Montalte. — ... Les opinions relâchées plaisent tant aux hommes, qu’il est étrange que les leurs déplaisent. C’est qu’ils ont excédé toute borne. Et, de plus, il y a bien des gens qui voient le vrai, et qui n’y peuvent atteindre. Mais il y en a peu qui ne sachent que la pureté de la religion est contraire à nos corruptions. Ridicule de dire qu’une récompense éternelle est offerte à des mœurs escobartines.


67.

Le silence est la plus grande persécution : jamais les saints ne se sont tus. Il est vrai qu’il faut vocation, mais ce n’est pas des arrêts du Conseil qu’il faut apprendre si l’on est appelé, c’est de la nécessité de parler. Or, après que Rome a parlé, et qu’on pense qu’elle a condamné la vérité, et qu’ils l’ont écrit ; et que les livres qui ont dit le contraire sont censurés, il faut crier d’autant plus haut qu’on est censuré plus injustement, et qu’on veut étouffer la parole plus violemment, jusqu’à ce qu’il vienne un pape qui écoute les deux parties, et qui consulte l’antiquité pour faire justice. Aussi les bons papes trouveront encore l’Église en clameurs.

... L’inquisition et la Société[1], les deux fléaux de la vérité.

... Que ne les accusez-vous d’arianisme ? Car ils ont dit que Jésus-Christ est Dieu : peut-être ils l’entendent, non par nature, mais comme il est dit, Dii estis[2].

Si mes lettres sont condamnées à Rome, ce que j’y condamne est condamné dans le ciel : Ad tuum, Domine Jesu, tribunal appello.

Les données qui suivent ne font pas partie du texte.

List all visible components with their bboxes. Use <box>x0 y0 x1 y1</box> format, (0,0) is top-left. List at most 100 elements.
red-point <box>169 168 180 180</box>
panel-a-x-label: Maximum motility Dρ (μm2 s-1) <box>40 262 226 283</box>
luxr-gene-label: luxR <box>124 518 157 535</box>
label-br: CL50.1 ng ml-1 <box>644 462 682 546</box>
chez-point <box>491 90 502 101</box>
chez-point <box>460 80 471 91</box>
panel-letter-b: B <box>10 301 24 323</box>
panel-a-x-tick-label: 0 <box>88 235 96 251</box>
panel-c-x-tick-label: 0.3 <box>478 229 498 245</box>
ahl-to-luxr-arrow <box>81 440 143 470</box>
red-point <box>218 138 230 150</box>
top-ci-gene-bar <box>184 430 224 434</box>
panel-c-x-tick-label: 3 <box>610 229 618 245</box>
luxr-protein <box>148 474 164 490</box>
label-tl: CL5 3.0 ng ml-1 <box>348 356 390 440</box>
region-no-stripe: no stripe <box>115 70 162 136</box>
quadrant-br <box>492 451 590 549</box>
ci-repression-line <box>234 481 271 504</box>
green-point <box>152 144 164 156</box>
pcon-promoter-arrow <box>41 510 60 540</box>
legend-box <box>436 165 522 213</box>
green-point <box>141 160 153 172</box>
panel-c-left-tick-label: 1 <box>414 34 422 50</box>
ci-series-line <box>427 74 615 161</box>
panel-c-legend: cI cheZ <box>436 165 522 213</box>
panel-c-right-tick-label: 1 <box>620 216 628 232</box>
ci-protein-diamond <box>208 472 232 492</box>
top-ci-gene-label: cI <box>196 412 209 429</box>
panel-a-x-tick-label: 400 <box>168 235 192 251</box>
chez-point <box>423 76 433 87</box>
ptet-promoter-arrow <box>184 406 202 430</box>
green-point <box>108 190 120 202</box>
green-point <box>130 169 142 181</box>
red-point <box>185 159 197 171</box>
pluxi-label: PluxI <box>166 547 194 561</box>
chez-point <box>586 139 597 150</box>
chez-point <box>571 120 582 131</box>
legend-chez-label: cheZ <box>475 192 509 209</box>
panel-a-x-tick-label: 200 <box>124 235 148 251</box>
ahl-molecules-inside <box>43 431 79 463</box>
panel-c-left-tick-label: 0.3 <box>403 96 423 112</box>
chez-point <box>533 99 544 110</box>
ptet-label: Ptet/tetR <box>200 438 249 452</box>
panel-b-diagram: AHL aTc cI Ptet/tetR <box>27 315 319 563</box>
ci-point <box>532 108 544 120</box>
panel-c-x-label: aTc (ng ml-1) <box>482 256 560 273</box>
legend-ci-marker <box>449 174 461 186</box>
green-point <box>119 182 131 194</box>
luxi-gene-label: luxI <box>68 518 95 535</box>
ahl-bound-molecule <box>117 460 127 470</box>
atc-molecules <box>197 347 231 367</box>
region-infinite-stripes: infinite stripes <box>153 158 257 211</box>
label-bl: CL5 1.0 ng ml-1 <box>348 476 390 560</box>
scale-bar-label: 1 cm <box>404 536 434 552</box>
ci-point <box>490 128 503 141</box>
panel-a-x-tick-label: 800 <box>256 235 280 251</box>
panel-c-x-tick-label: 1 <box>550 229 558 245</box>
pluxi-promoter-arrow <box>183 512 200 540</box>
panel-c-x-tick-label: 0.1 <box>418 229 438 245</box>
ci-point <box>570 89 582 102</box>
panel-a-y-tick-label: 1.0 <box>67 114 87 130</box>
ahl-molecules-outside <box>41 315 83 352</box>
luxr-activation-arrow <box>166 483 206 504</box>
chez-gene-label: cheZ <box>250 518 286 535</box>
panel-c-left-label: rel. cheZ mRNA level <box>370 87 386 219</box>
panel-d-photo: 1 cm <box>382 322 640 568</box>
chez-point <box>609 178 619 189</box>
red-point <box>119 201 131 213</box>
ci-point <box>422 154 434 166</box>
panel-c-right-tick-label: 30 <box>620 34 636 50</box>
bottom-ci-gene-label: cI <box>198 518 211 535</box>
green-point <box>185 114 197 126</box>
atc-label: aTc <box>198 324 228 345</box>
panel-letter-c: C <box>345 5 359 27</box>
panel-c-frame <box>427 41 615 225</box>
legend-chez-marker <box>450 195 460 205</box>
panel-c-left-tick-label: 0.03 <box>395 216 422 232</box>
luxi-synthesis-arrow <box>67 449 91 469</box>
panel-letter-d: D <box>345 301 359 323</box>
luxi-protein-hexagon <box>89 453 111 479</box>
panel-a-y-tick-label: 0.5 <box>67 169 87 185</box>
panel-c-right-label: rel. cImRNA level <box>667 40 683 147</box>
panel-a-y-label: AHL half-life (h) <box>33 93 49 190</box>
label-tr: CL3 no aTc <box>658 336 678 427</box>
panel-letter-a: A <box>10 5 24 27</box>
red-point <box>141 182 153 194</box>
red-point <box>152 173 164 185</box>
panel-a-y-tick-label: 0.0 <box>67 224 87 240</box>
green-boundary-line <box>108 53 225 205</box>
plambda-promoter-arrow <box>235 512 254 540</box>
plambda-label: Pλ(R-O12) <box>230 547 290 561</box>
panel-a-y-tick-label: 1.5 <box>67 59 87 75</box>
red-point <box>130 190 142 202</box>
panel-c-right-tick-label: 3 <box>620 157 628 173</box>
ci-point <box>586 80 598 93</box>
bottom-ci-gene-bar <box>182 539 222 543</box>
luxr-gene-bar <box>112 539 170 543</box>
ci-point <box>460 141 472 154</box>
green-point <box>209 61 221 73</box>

... Vous-même êtes corruptible.

... J’ai craint que je n’eusse mal écrit, me voyant condamné, mais l’exemple de tant de pieux écrits me fait croire au contraire. Il n’est plus permis de bien écrire, tant l’inquisition est corrompue ou ignorante.

... Il est meilleur d’obéir à Dieu qu’aux hommes.

... Je ne crains rien, je n’espère rien. Les évêques ne sont pas ainsi. Le Port-Royal craint, et c’est une mauvaise politique de les séparer, car ils ne craindront plus et se feront plus craindre[3].


68.

La machine d’arithmétique fait des effets qui approchent plus de la pensée que tout ce que font les animaux ; mais elle ne fait rien qui puisse faire dire qu’elle a de la volonté, comme les animaux.

  1. De Jésus.
  2. Ps. lxxxi, 6.
  3. Le manuscrit ajoute encore : « Je ne crains pas même vos censures. [illisible], si elles ne sont fondées sur celles de la tradition. Censurez-vous tout ? quoi ? même mon respect ? Non. Donc dites quoi, ou vous ne ferez rien, si vous ne désignez le mal, et pourquoi il est mal. Et c’est ce qu’ils auroient bien peine à faire.»